The public can bet too and, since the televised debates will be held in Ultimate Cage Fighting rings, sports bars will flourish. A skim off the top of the betting handle and the sale of rights fees to the sports bars will supplement the contributions of the cigar (how else do you fill the rooms with smoke?) and deodorant manufacturers (most important for sweat-soaked shirts), which will be the title sponsors.
Now we get to the rules and this part is important. Remember debate winners do not actually win anything so why should the sweat soaked cigar smoking officials worry about transparency? Besides they would not be good at it since they have devoted their entire working lives to avoiding it. There will, of course, be rules but neither the candidates, nor the public nor the Democrats will be told what they are.
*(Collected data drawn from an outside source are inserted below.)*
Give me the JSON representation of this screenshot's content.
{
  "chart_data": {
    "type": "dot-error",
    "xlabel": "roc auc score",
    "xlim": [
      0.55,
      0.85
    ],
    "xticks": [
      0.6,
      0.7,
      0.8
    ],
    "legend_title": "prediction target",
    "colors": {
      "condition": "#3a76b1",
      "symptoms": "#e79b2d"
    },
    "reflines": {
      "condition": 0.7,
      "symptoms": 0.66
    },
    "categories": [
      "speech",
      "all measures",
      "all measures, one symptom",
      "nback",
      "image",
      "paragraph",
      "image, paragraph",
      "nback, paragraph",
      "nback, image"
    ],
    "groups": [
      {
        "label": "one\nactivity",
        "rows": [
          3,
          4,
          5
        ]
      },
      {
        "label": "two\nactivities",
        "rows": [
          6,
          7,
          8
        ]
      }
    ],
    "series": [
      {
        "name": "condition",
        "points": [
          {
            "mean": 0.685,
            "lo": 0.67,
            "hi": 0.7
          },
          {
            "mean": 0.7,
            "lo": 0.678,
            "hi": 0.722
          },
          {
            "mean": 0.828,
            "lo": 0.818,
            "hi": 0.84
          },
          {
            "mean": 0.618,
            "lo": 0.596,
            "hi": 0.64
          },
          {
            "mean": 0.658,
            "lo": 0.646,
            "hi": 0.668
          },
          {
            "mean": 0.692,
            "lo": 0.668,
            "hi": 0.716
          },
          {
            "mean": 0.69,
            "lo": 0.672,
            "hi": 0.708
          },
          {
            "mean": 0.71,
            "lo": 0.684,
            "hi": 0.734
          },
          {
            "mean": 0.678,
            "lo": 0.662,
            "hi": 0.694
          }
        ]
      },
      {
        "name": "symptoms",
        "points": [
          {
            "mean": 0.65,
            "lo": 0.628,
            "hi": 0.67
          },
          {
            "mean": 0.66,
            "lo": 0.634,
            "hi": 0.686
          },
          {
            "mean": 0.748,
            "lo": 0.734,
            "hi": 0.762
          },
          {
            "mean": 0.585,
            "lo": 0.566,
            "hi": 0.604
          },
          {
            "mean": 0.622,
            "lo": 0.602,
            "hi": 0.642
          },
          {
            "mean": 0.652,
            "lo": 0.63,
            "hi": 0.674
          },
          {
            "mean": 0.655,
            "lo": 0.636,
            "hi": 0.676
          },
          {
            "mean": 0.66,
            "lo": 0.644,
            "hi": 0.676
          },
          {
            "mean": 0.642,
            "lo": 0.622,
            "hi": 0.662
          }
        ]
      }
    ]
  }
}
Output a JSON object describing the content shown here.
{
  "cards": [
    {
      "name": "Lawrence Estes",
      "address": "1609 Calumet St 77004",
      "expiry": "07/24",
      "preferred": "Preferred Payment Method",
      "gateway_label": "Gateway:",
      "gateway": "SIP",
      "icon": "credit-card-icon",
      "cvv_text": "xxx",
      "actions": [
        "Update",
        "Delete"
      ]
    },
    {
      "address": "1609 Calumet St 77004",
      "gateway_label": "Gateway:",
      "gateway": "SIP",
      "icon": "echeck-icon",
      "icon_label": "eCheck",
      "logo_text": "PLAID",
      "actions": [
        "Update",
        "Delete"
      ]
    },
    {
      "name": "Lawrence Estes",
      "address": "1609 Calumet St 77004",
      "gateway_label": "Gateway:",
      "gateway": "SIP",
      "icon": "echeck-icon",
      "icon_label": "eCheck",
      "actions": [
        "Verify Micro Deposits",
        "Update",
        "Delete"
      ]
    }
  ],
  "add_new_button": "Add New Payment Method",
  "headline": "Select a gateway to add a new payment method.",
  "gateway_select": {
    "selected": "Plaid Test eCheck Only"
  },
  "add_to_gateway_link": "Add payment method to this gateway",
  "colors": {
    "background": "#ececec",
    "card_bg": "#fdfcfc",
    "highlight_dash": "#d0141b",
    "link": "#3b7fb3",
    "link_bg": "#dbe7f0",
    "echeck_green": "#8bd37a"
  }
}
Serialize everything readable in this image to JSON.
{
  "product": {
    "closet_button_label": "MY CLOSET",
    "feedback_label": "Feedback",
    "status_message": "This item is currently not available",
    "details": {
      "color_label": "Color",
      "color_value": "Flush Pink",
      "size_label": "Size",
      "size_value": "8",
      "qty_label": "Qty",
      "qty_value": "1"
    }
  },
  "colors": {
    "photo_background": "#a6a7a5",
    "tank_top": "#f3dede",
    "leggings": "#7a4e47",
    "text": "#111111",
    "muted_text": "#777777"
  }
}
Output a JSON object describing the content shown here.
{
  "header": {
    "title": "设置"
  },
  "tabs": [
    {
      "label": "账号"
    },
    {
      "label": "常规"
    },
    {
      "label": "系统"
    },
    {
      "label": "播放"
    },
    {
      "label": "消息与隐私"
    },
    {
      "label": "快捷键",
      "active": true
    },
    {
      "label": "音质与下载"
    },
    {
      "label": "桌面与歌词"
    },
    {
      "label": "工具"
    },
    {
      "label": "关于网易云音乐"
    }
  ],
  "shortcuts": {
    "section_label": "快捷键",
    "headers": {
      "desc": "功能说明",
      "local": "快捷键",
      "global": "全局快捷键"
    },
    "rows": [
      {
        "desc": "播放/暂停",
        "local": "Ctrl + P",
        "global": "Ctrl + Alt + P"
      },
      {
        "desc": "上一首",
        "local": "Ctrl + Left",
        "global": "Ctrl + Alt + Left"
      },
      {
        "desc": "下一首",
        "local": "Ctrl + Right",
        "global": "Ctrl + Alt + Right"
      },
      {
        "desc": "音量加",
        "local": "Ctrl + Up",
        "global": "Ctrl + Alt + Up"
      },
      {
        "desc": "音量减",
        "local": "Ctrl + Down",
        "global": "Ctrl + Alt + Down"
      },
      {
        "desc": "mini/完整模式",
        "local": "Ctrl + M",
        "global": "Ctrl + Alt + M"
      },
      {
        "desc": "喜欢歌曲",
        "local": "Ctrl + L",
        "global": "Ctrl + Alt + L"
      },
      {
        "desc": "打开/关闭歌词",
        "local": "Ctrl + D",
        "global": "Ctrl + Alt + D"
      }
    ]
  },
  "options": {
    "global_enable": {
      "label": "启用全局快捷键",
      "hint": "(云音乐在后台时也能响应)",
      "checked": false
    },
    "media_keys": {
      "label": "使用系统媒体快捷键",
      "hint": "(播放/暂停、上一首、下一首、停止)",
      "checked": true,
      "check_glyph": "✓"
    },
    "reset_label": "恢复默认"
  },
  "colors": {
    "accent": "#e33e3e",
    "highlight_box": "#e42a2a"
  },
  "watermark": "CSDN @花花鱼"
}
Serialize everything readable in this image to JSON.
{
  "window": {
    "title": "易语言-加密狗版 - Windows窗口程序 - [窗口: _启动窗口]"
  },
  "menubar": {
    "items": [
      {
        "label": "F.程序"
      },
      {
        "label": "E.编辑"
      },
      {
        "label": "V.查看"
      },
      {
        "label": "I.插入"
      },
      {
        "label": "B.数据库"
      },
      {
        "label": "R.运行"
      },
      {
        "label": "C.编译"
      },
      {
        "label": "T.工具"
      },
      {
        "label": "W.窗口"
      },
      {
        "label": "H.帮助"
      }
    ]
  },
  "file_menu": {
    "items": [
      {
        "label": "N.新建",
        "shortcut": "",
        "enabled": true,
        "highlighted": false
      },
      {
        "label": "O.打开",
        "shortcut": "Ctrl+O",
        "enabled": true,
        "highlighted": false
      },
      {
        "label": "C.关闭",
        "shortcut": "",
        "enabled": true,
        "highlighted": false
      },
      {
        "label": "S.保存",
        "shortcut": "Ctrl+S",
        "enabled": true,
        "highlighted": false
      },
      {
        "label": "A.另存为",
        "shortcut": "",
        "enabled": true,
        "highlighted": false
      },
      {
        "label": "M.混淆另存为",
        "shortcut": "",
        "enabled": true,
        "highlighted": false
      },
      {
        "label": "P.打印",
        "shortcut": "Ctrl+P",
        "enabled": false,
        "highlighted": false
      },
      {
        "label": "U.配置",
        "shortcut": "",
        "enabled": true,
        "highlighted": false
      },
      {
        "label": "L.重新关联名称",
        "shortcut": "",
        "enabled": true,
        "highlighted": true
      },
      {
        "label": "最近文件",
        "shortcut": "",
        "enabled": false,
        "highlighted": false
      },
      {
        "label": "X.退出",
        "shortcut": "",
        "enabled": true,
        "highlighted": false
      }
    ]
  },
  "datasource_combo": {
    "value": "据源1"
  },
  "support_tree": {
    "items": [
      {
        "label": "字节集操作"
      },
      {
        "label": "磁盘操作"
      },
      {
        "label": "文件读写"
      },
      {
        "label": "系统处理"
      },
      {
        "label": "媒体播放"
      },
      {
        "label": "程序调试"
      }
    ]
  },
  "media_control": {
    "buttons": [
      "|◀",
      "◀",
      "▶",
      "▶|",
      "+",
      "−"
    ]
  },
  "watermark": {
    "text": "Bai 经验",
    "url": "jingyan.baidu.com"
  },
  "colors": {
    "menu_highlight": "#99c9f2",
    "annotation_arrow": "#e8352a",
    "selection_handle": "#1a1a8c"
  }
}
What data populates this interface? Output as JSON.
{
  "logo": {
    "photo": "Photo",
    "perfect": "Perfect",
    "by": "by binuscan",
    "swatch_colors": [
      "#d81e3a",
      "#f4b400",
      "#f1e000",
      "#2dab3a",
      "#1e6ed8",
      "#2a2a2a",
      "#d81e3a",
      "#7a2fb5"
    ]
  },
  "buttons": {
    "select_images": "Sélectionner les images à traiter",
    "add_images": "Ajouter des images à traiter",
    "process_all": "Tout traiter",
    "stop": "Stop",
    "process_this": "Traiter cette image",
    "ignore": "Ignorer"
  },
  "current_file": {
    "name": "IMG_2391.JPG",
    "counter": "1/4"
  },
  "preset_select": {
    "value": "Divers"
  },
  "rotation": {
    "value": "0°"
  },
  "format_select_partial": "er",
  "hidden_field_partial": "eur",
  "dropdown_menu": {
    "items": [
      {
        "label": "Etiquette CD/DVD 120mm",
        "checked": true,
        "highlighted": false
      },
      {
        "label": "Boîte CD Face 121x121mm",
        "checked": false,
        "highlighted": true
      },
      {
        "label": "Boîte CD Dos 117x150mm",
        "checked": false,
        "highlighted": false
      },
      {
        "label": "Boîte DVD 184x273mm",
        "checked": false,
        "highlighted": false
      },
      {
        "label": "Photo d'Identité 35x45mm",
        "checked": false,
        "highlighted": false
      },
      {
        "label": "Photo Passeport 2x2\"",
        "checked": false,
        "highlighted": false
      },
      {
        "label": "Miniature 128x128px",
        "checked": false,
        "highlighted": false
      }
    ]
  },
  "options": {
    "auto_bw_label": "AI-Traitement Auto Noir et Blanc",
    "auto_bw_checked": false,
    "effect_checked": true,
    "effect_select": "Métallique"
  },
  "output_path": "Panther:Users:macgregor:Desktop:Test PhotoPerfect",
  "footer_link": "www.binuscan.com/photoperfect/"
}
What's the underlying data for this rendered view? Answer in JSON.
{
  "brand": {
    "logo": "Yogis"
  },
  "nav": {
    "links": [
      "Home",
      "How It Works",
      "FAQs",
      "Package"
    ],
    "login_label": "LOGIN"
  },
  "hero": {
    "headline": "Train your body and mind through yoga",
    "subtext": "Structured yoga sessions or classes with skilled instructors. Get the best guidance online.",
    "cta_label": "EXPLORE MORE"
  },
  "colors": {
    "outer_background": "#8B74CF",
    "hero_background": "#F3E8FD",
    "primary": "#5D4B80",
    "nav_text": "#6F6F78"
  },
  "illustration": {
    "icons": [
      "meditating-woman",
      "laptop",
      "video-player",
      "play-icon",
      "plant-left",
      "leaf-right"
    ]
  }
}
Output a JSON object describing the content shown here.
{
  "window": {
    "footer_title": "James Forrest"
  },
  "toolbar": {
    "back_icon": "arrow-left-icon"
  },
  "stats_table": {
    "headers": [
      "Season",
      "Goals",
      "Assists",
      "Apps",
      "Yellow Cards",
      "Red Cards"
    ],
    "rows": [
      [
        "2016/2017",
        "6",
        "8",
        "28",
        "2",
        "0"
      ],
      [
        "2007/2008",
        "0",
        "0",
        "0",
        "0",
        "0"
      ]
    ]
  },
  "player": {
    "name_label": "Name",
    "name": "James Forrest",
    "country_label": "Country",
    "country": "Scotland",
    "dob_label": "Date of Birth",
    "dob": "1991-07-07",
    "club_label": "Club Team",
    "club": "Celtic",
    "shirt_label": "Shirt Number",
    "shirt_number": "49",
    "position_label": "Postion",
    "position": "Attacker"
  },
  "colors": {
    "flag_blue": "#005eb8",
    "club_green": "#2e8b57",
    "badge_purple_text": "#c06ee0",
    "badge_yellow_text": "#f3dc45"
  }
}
Here’s an example. Tweeting counts but we are not telling you how. Since everything about every person in the United States is already well known, Democratic tweets favoring one candidate (presumably because he is more embarrassing or easier to beat) might actually be counted against him. Game that system will you?
The moderators will be the last to be introduced each night and they might not even be members of the press. Nobody will know until game time. Some might be experts in the topics about which they ask questions. Sayonara talking points. I have not decided on letting them wear hoods and mask their voices with helium balloons.
The moderators will be empowered to shut off microphones as needed. What better visual than an enraged candidate waving his arms as his boring talking points are muted?
Each debate winner will be announced immediately and the loser will be required to hand over his $million on the spot then skulk off into obscurity.
Does libertyPell really need to explain the rest of the promotional opportunity here?
But think about it. Is this idea any worse than what we are doing?